The Miracle of Monterrey
Josh Makama
– June 25, 2026
3 min read

The Miracle of Monterrey
Against Mexico we froze, against Czechia we improved, and against South Korea we played the new Bafana way.
Before a ball was kicked, South Africa was given about a one-in-three chance of even reaching the knockout round of the FIFA World Cup. After the Mexico defeat that hope all but vanished. Opta's supercomputer rated us the longest shot in the group, and the players said afterwards they had been told their chance was as low as seven percent of getting out the group.
After defeat at the hands of Mexico and the 1-1 draw to Czechia we were on the brink of elimination – South Africa went into the game against South Korea needing a win.

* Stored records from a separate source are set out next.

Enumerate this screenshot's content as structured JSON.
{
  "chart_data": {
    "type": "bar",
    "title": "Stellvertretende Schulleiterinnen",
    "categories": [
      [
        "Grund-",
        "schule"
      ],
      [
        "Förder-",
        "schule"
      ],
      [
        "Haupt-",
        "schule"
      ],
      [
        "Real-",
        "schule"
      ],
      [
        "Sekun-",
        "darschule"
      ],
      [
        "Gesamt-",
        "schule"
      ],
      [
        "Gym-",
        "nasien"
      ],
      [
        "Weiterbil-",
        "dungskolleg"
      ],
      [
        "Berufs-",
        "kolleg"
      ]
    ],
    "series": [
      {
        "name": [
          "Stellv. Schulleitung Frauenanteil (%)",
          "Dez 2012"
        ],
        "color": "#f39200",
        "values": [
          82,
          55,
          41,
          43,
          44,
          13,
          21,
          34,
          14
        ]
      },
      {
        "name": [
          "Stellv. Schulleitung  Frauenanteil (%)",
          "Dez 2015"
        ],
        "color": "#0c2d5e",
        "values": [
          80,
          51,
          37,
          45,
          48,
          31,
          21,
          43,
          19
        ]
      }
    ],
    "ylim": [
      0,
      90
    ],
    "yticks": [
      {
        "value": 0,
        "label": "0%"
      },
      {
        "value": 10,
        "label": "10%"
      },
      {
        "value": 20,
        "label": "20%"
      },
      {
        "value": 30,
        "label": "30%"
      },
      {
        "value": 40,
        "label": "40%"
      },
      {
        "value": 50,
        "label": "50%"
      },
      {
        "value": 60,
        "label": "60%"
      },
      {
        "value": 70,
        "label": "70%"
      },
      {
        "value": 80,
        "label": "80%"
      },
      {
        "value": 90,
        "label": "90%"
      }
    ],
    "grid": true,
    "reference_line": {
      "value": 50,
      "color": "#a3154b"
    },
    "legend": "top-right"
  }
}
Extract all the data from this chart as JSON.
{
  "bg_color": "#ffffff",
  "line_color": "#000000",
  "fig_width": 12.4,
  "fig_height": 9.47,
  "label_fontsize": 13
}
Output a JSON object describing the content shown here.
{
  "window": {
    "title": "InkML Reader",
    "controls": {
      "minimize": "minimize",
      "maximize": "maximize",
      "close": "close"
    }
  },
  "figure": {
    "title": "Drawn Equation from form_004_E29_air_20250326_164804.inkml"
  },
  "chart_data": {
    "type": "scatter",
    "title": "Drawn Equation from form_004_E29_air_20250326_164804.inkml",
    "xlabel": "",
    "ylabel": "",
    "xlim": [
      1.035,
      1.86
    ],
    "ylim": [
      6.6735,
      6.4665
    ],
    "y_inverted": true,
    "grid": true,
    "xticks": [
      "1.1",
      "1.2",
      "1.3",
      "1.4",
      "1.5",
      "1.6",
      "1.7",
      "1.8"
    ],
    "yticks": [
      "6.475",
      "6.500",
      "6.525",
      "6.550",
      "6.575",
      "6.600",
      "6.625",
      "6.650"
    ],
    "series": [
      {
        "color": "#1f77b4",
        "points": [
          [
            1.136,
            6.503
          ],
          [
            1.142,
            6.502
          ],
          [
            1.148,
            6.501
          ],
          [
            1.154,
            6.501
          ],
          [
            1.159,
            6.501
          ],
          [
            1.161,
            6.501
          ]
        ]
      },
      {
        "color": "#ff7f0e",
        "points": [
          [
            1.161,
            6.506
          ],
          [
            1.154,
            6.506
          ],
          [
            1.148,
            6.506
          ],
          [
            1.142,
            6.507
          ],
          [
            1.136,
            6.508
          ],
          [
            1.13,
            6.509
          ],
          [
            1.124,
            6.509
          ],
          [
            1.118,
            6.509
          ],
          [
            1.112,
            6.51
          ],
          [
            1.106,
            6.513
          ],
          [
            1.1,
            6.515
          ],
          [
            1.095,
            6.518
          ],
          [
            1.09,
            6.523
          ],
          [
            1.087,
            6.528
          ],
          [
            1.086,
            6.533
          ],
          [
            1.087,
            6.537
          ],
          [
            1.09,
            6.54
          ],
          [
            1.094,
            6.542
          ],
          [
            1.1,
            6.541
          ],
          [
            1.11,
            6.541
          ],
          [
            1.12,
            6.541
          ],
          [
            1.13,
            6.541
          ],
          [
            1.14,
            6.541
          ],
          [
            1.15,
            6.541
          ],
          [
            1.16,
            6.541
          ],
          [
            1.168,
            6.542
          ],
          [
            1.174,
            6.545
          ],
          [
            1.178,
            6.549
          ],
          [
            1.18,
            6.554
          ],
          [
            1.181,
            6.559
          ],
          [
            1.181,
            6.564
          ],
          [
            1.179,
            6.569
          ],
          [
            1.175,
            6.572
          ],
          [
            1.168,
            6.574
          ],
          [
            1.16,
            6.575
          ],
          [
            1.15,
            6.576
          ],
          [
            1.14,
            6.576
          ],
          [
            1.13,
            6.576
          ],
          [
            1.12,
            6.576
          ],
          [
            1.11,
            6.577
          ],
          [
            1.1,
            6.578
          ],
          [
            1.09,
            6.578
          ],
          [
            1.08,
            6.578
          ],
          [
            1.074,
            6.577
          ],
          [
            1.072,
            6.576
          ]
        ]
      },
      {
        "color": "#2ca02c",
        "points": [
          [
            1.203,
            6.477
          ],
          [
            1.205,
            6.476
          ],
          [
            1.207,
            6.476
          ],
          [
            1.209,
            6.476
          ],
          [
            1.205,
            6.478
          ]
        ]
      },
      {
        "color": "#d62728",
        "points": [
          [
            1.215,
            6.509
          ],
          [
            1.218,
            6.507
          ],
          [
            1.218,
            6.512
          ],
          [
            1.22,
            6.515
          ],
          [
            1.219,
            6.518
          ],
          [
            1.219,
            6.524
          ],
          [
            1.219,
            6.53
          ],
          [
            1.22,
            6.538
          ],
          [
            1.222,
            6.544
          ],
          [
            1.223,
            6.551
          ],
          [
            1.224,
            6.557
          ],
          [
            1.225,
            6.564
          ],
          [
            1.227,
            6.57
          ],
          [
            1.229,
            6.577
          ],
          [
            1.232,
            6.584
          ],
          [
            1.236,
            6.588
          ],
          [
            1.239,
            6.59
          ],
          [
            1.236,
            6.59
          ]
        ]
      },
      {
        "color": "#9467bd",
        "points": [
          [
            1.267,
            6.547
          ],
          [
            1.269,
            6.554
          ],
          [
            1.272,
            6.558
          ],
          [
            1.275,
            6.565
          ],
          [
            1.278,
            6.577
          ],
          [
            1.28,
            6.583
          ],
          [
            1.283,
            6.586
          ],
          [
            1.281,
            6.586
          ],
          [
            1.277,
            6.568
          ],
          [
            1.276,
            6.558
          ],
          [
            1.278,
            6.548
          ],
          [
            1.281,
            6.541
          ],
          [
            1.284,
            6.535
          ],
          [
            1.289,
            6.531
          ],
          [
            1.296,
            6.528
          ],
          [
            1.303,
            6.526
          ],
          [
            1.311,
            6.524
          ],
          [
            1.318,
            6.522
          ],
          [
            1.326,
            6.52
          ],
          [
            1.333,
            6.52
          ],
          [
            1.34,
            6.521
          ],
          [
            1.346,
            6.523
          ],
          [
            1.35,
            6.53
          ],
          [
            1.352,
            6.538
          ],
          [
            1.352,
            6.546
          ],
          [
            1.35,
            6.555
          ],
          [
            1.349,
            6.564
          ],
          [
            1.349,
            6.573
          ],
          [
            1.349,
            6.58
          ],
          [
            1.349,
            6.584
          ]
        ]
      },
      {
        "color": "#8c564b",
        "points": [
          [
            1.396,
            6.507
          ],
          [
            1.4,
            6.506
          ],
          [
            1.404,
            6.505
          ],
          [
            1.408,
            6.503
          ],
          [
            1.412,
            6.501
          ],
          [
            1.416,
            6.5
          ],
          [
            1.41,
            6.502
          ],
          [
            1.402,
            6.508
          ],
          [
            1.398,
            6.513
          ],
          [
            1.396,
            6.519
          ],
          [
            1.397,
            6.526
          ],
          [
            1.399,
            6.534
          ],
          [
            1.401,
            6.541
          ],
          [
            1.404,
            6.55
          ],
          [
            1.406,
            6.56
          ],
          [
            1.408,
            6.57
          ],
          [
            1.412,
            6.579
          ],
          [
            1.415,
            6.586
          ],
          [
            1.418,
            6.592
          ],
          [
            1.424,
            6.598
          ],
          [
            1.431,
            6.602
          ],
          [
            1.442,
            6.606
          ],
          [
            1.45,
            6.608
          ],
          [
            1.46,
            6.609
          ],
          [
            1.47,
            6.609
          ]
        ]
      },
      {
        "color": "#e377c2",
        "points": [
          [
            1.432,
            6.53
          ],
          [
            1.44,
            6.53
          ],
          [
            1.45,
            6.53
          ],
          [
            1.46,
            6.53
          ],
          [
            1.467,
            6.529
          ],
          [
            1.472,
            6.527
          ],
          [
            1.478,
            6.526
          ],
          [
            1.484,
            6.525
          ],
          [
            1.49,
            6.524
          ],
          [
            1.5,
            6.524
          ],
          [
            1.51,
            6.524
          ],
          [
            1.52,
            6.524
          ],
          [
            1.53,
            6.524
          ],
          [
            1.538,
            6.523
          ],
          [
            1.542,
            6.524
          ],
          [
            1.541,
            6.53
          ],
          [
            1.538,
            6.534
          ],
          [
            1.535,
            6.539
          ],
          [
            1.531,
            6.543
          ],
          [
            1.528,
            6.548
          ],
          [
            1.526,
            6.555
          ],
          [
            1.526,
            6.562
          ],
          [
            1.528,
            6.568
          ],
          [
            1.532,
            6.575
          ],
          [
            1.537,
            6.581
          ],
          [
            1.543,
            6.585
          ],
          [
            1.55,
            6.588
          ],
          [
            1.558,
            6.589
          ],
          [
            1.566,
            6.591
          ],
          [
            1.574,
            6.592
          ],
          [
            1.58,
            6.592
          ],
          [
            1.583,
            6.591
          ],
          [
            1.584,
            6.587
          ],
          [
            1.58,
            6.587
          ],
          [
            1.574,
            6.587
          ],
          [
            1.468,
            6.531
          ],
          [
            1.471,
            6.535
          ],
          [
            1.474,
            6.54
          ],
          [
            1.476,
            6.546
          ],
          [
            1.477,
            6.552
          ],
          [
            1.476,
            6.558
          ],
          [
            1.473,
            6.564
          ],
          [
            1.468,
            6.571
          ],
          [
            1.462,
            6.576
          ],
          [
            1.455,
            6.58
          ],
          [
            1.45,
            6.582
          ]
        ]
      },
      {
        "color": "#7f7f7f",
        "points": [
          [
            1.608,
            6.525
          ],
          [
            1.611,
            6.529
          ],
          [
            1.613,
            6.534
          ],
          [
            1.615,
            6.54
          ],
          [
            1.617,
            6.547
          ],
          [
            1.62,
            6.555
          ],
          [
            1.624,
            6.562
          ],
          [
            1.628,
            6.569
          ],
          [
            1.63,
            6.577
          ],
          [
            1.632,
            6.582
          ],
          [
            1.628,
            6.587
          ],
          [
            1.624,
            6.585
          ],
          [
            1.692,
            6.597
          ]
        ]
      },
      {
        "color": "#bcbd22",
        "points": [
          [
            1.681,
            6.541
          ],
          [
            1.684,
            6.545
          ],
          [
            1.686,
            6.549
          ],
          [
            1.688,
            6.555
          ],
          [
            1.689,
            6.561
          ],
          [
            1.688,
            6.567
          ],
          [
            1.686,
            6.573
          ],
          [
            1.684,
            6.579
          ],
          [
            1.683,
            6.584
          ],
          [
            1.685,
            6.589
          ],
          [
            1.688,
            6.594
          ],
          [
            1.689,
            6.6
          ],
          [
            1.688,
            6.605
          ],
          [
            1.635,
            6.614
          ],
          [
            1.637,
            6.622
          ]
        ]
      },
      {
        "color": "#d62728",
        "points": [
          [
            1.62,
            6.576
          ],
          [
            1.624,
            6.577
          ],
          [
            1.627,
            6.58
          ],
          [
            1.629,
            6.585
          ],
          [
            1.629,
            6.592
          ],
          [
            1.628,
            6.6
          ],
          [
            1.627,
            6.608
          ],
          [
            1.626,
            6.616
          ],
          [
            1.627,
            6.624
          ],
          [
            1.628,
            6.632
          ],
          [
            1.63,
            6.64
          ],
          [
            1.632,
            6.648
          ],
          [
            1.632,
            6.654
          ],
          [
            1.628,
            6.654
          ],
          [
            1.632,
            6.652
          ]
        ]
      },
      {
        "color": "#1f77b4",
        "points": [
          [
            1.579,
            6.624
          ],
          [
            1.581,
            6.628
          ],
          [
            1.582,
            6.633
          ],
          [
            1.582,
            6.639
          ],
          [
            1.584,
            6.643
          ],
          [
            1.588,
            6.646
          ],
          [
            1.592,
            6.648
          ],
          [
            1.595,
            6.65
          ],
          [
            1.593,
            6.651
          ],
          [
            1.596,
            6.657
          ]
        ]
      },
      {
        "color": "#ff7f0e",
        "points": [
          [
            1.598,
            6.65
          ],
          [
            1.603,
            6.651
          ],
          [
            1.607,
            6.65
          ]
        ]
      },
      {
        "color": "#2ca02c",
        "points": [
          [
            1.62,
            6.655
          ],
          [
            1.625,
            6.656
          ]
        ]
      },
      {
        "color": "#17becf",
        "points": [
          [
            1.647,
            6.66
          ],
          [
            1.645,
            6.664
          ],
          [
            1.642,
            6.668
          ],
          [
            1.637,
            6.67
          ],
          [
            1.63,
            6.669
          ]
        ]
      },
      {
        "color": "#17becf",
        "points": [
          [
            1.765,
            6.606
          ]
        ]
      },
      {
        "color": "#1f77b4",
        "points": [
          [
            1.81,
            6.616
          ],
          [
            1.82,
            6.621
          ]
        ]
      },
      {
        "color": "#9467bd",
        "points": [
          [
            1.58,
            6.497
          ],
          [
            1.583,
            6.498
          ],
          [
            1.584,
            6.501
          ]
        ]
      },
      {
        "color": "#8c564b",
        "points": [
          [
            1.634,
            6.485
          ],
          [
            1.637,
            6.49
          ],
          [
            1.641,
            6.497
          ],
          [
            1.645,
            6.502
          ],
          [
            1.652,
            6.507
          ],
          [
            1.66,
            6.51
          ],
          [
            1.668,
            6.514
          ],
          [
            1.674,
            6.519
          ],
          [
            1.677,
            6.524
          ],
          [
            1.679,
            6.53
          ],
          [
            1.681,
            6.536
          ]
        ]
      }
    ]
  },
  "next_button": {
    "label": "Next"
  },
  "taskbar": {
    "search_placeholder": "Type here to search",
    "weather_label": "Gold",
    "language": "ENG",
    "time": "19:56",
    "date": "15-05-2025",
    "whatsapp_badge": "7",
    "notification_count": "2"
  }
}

Against Mexico we were timid for almost the whole game. After initially attempting to build slowly from the back, Sphephelo Sithole's dispossession on the edge of our own box for the opening goal shook us, and we never found the nerve to go after them after that.
Against Czechia we were again lacklustre for the first half, waking up only after the break to steal a late draw. Twice we played like a team afraid to embarrass ourselves.
The New Bafana Bafana
This time we woke up inside ten minutes. South Korea had the better of the opening exchanges. A Kim Min-jae header that Aubrey Modiba cleared off the line and Lee Kang-in firing wide from a promising position served as cause for early concern. South Korea kept the ball, having 68.5% of the possession, the most they have ever managed at a World Cup, and did almost nothing with it: eight shots, not one clear-cut chance from open play.
Contrastingly, we only had a third of the ball, but we were direct and adventurous. This allowed us to get at South Korea before they could sink into a low defensive block. Despite wasting some of our best opportunities, we had the better of the game. Thirteen shots to eight, four on target to three. The braver side won.
The winner was the new Bafana in a single move. Tshepang Moremi drove to the sideline and pulled it back, Thapelo Maseko took one touch and found the bottom corner on 63 minutes. Quick, direct, fearless, the goal the side that froze against Mexico would never have scored. Maseko was the most dangerous player on the pitch by a distance: five shots, six touches in the box, and the Man of the Match award, a first for a South African at this tournament.
Now For Canada
Next is Canada, at SoFi Stadium in Los Angeles on Sunday night, 21:00 South African time, for a place in the last 16. The bookmakers make Canada favourites and price us at about 18%, a shade under one in five. They gave us almost exactly the same odds against South Korea, and we won.
The graphic below is the road from here. Beating Canada, and the last 16 with it, sits at about 18%. The quarter-finals are a one-in-twenty long shot. The trophy, at 0.1%, barely marks the page.
Before last night it seemed that memes were the only thing Bafana were going to contribute to this tournament – but now, who knows how far we can go?